To improve efficiencies within the Houston Medical Center’s surgical neuro/ortho unit, administrators looked at two options when designing. The first option was creating one central medication room, while the second included creating a number of decentralized nurse servers.

“We wanted to compare how one design performed compared to the other,” says Grady W. (Skip) Philips III, chief operating officer with Houston Healthcare. “To access the two scenarios, we commissioned a MedModel simulation study, working with a team of clinicians and management staff.”

The result of the MedModel simulation suggested that, on average, nurse servers in patient rooms reduced nurse walking by 576 feet over a 12-hour shift (note that reduction in walking will vary depending on the patient population being served). This translates into an increase of 30 minutes in direct care time.

A look back

Improving the patient experience has been the topic of discussion for decades. The concept of patient-centered hospital care traces back to 1977 with Angelica Thierot’s introduction of the Planetree model, which stresses the importance of the physical environment in promoting the healing process.

In 2000, all of these healing concepts were put to the test through a process called evidence-based design introduced through The Center for Health Design’s Pebble projects. Results were measured and defined-creating evidence-based design. Healing architectural design and cost-effective facilities work hand-in-hand successfully positioning the health providers to attract patients, physicians, and staff.

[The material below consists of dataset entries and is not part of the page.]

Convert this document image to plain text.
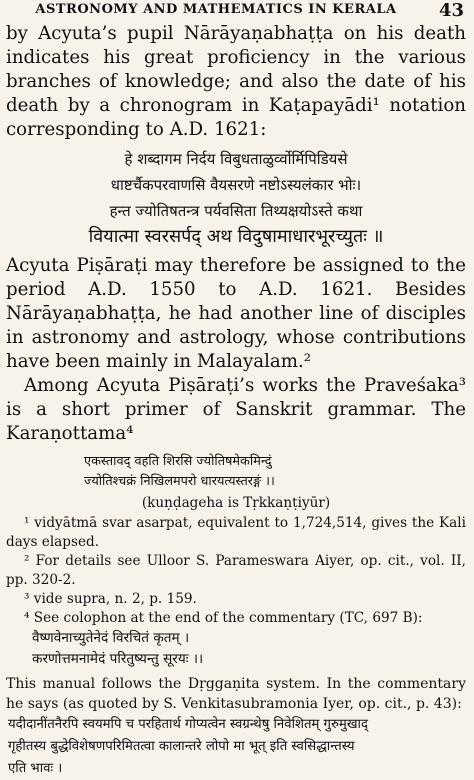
ASTRONOMY AND MATHEMATICS IN KERALA	43

by Acyuta’s pupil Nārāyaṇabhaṭṭa on his death indicates his great proficiency in the various branches of knowledge; and also the date of his death by a chronogram in Kaṭapayādi¹ notation corresponding to A.D. 1621:

हे शब्दागम निर्दय विबुधताळुर्व्वोर्मिपिडियसे
धाष्टर्चैकपरवाणसि वैयसरणे नष्टोऽस्यलंकार भोः।
हन्त ज्योतिषतन्त्र पर्यवसिता तिथ्यक्षयोऽस्ते कथा
वियात्मा स्वरसर्पद् अथ विदुषामाधारभूरच्युतः ॥

Acyuta Piṣāraṭi may therefore be assigned to the period A.D. 1550 to A.D. 1621. Besides Nārāyaṇabhaṭṭa, he had another line of disciples in astronomy and astrology, whose contributions have been mainly in Malayalam.²

Among Acyuta Piṣāraṭi’s works the Praveśaka³ is a short primer of Sanskrit grammar. The Karaṇottama⁴

एकस्तावद् वहति शिरसि ज्योतिषमेकमिन्दुं
ज्योतिश्चक्रं निखिलमपरो धारयत्यस्तरङ्गं ।।
(kuṇḍageha is Tṛkkaṇṭiyūr)

¹ vidyātmā svar asarpat, equivalent to 1,724,514, gives the Kali days elapsed.

² For details see Ulloor S. Parameswara Aiyer, op. cit., vol. II, pp. 320-2.

³ vide supra, n. 2, p. 159.

⁴ See colophon at the end of the commentary (TC, 697 B):

वैष्णवेनाच्युतेनेदं विरचितं कृतम् ।
करणोत्तमनामेदं परितुष्यन्तु सूरयः ।।

This manual follows the Dṛggaṇita system. In the commentary he says (as quoted by S. Venkitasubramonia Iyer, op. cit., p. 43):

यदीदानींतनैरपि स्वयमपि च परहितार्थ गोप्यत्वेन स्वग्रन्थेषु निवेशितम् गुरुमुखाद्
गृहीतस्य बुद्धेविशेषणपरिमितत्वा कालान्तरे लोपो मा भूत् इति स्वसिद्धान्तस्य
एति भावः ।
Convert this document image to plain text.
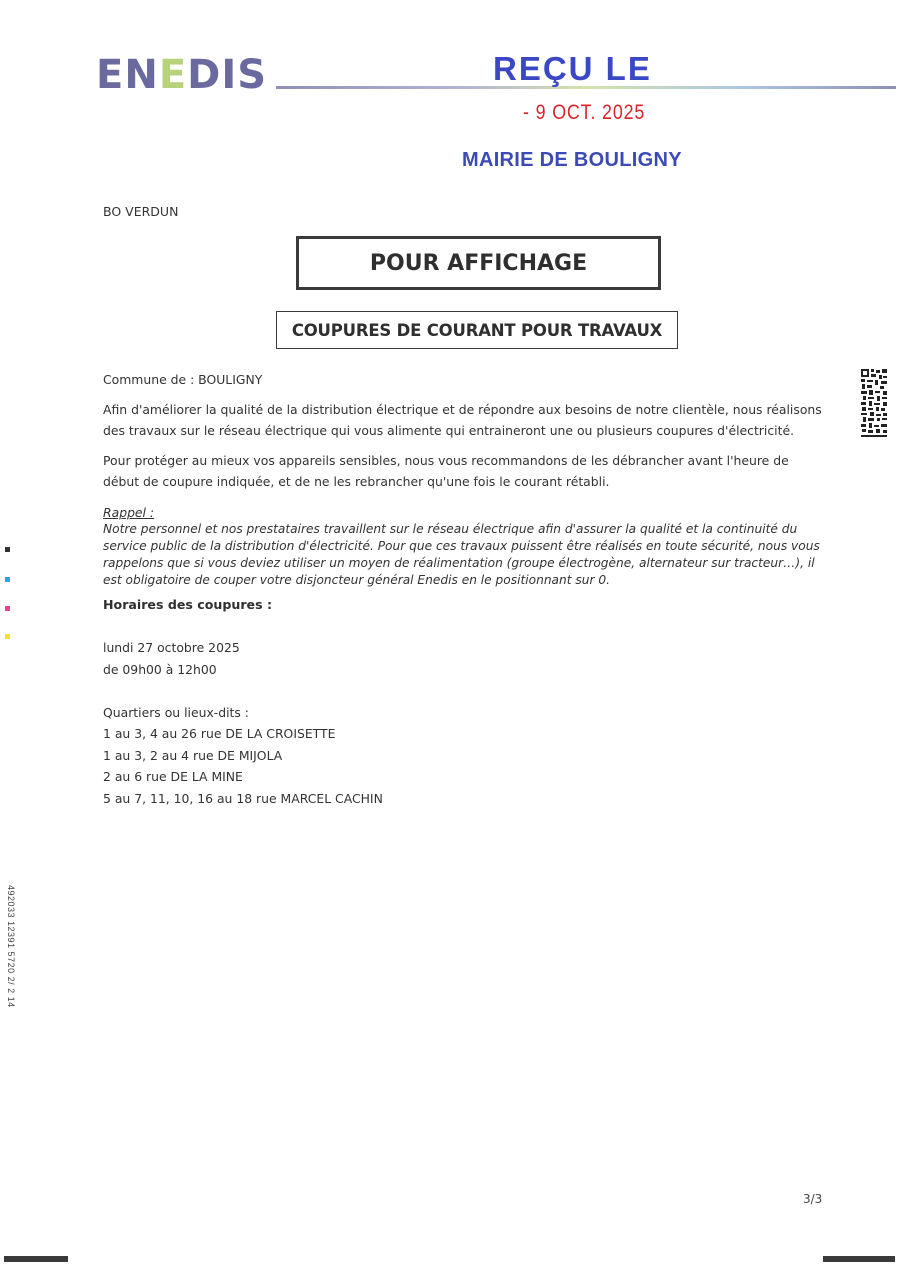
ENEDIS	REÇU LE
- 9 OCT. 2025
MAIRIE DE BOULIGNY
BO VERDUN
POUR AFFICHAGE
COUPURES DE COURANT POUR TRAVAUX
Commune de : BOULIGNY
Afin d'améliorer la qualité de la distribution électrique et de répondre aux besoins de notre clientèle, nous réalisons des travaux sur le réseau électrique qui vous alimente qui entraineront une ou plusieurs coupures d'électricité.
Pour protéger au mieux vos appareils sensibles, nous vous recommandons de les débrancher avant l'heure de début de coupure indiquée, et de ne les rebrancher qu'une fois le courant rétabli.
Rappel :
Notre personnel et nos prestataires travaillent sur le réseau électrique afin d'assurer la qualité et la continuité du service public de la distribution d'électricité. Pour que ces travaux puissent être réalisés en toute sécurité, nous vous rappelons que si vous deviez utiliser un moyen de réalimentation (groupe électrogène, alternateur sur tracteur…), il est obligatoire de couper votre disjoncteur général Enedis en le positionnant sur 0.
Horaires des coupures :
lundi 27 octobre 2025
de 09h00 à 12h00
Quartiers ou lieux-dits :
1 au 3, 4 au 26 rue DE LA CROISETTE
1 au 3, 2 au 4 rue DE MIJOLA
2 au 6 rue DE LA MINE
5 au 7, 11, 10, 16 au 18 rue MARCEL CACHIN
3/3
492033 12391 5720 2/ 2 14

Today, with the inclusion of clinicians on the project team, the subject matter is broadening to include optimizing operations through design.

“Following the study, we implemented the model on our new medical tower that opened the spring of 2009,” says Philips. “It is a hybrid which includes the strategic placement of routine, non-packaged medicines in the patient rooms in conjunction with bedside medication verification.”

Currently, three of the CS&R group’s decision tools are copyrighted and used exclusively by healthcare providers when designing patient rooms, deciding between headwalls and ceiling booms, and determining bed unit size.

The group’s paper titled, “Inpatient Unit Flexibility: Design Characteristics of a Successful Flexible Unit,” was named the Best International Research Project at the 2009 Design & Health International Academy Awards. The award was presented at the Sixth Design & Health World Congress, held June 27, 2009.

In addition to healthcare white paper and article contributions, the group takes their healthcare show on the road regularly serving as speakers at key conferences with organizations including The Center for Health Design, Tradeline, Healthcare Facilities Symposium & Exposition, and the American Society for Healthcare Engineering.

The group envisions developing original research on topics that will have a wide influence on projects completed at HKS as well as throughout the healthcare industry. This ideal healthcare facility is highly productive, efficient, and streamlined, delivering healthcare in an aesthetic, poetic environment that contributes to healing. HD

Tom Harvey is Principal/Director, Terry Ritchey, RN, MBA, is Vice President/Manager, and Debajyoti Pati, PhD, FIIA, is Director of Research, all with HKS Clinical Solutions & Research.